JPEG has no practical dimension limit (the specification supports up to 65,535 × 65,535 pixels), and PNG supports up to 2,147,483,647 × 2,147,483,647 pixels in theory.

Less Efficient for Simple Graphics

AVIF's compression advantage is most pronounced for photographs and complex natural images. For simple graphics with large areas of flat color, sharp geometric edges, and limited color palettes, AVIF's advantage shrinks considerably. PNG-8 (indexed 256-color mode) can sometimes produce smaller files than AVIF for very simple icons and logos, because AVIF's sophisticated prediction engine has little to gain on content that is already trivially compressible.

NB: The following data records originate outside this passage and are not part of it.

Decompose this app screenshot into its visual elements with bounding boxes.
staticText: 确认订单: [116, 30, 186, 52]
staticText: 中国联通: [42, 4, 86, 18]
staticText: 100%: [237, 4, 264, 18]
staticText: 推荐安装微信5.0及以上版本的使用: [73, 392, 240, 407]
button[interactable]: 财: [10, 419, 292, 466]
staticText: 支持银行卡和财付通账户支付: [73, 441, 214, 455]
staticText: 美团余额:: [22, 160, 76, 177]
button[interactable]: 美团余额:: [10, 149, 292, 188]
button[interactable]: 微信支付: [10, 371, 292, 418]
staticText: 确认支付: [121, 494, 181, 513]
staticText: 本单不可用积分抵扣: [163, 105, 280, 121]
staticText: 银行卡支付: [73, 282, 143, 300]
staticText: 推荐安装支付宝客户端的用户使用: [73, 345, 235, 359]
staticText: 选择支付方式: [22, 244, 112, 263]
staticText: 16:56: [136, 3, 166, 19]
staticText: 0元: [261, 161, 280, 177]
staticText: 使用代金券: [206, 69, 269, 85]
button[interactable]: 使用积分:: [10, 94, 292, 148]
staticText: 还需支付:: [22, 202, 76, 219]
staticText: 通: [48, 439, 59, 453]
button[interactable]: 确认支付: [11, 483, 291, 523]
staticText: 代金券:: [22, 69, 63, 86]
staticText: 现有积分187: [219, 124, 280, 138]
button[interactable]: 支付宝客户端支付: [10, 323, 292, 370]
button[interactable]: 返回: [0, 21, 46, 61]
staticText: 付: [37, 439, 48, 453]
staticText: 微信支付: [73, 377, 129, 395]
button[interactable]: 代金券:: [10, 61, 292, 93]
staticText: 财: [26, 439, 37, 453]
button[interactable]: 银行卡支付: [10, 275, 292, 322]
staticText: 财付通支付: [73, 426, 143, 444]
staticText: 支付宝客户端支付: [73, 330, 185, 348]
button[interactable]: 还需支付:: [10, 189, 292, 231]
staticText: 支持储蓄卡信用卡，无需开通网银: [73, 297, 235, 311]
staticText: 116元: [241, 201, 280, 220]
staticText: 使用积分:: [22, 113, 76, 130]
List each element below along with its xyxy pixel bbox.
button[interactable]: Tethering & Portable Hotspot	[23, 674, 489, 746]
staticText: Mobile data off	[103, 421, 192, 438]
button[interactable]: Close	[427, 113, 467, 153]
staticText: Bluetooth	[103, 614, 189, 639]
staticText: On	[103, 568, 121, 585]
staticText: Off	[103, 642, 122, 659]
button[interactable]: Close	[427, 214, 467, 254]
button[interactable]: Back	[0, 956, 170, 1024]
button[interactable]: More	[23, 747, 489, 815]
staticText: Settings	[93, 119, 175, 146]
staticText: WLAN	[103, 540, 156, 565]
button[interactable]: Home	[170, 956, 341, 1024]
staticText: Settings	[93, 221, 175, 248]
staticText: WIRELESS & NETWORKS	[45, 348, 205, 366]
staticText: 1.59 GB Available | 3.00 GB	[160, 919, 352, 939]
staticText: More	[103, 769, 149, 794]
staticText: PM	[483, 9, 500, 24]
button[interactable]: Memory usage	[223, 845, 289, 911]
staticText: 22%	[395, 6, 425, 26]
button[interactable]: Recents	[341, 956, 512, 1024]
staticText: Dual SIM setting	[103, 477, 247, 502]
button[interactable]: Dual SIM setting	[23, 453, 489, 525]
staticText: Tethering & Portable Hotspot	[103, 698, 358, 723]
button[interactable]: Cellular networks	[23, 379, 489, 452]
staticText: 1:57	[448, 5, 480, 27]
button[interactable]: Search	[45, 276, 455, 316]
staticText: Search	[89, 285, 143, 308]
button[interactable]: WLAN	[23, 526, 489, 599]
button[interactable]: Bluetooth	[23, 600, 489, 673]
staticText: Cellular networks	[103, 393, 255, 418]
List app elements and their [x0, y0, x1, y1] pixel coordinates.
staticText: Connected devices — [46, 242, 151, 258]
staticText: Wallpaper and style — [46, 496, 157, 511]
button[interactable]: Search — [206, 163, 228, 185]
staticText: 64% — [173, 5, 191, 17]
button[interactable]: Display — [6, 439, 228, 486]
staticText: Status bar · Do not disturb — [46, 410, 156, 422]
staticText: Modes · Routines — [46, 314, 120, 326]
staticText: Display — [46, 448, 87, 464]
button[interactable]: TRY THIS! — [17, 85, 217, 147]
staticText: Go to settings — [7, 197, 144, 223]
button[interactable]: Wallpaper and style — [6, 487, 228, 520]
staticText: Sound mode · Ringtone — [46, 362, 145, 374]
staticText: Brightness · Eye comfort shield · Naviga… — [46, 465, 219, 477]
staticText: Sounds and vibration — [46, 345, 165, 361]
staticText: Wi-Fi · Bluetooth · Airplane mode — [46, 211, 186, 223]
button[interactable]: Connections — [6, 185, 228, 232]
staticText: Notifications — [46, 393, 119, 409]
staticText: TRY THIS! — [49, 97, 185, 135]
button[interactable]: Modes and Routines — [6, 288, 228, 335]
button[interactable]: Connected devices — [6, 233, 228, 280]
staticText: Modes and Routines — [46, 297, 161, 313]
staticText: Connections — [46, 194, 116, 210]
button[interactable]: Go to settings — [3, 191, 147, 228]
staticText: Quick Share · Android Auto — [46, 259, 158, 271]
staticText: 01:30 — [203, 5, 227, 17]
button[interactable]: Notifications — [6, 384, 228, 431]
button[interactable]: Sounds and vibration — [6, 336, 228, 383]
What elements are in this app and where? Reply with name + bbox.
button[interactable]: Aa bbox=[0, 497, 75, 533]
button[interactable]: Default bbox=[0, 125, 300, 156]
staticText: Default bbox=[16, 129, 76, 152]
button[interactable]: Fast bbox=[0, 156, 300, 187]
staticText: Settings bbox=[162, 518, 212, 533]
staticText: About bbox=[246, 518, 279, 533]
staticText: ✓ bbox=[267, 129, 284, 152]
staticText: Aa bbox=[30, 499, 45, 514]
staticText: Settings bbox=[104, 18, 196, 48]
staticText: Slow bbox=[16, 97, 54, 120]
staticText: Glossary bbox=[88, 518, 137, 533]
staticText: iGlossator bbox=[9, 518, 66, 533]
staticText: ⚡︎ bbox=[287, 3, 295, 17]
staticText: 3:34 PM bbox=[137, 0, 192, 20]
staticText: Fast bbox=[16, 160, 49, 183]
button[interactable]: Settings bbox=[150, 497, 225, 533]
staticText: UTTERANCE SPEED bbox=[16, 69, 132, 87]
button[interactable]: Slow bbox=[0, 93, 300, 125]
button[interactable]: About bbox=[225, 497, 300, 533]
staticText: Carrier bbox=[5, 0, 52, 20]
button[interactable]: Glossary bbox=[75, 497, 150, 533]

Incomplete Software Ecosystem

While browser support is excellent, the broader software ecosystem is still catching up:

• Adobe Photoshop added AVIF support in version 23.2 (2022), but it is not yet the default export format
• Email clients — most email clients (Gmail, Outlook, Apple Mail) do not reliably render inline AVIF images. JPEG remains required for email
• Social media — Instagram, Facebook, and X/Twitter do not accept AVIF uploads directly. They re-encode to JPEG or WebP internally
• Print services — the print industry has zero AVIF support. JPEG and TIFF remain the standard
• Windows Explorer — Windows 11 supports AVIF thumbnails natively; Windows 10 requires the AV1 Video Extension from the Microsoft Store

Quick Comparison: AVIF vs JPEG vs WebP vs PNG

* Approximate file size for a typical 12-megapixel photograph at equivalent perceptual quality. JPEG at quality 85, WebP at quality 80, AVIF at quality 50 (CRF-based).

When to Convert AVIF to JPG

Despite AVIF's technical superiority, there are many real-world situations where you need a JPEG version of an AVIF image:

• Sharing via email — most email clients render JPEG reliably but may not display AVIF. Converting ensures every recipient can see your images.
• Social media uploads — platforms like Instagram, Facebook, LinkedIn, and X/Twitter accept JPEG but not AVIF. Uploading JPEG gives you control over the compression quality before the platform re-encodes.
• Printing — print shops, photo labs, and document services accept JPEG and TIFF. AVIF has zero presence in the print workflow.
• Older software compatibility — legacy applications, some CMS platforms, and image galleries may not recognize AVIF files. JPEG works everywhere.
• File size is not a concern — when you are transferring files locally (USB, AirDrop, local network), JPEG's larger size is irrelevant and its universal compatibility is more valuable.
• Editing in older software — while Photoshop supports AVIF, many free editors and older software versions do not. Converting to JPEG enables editing in any image application.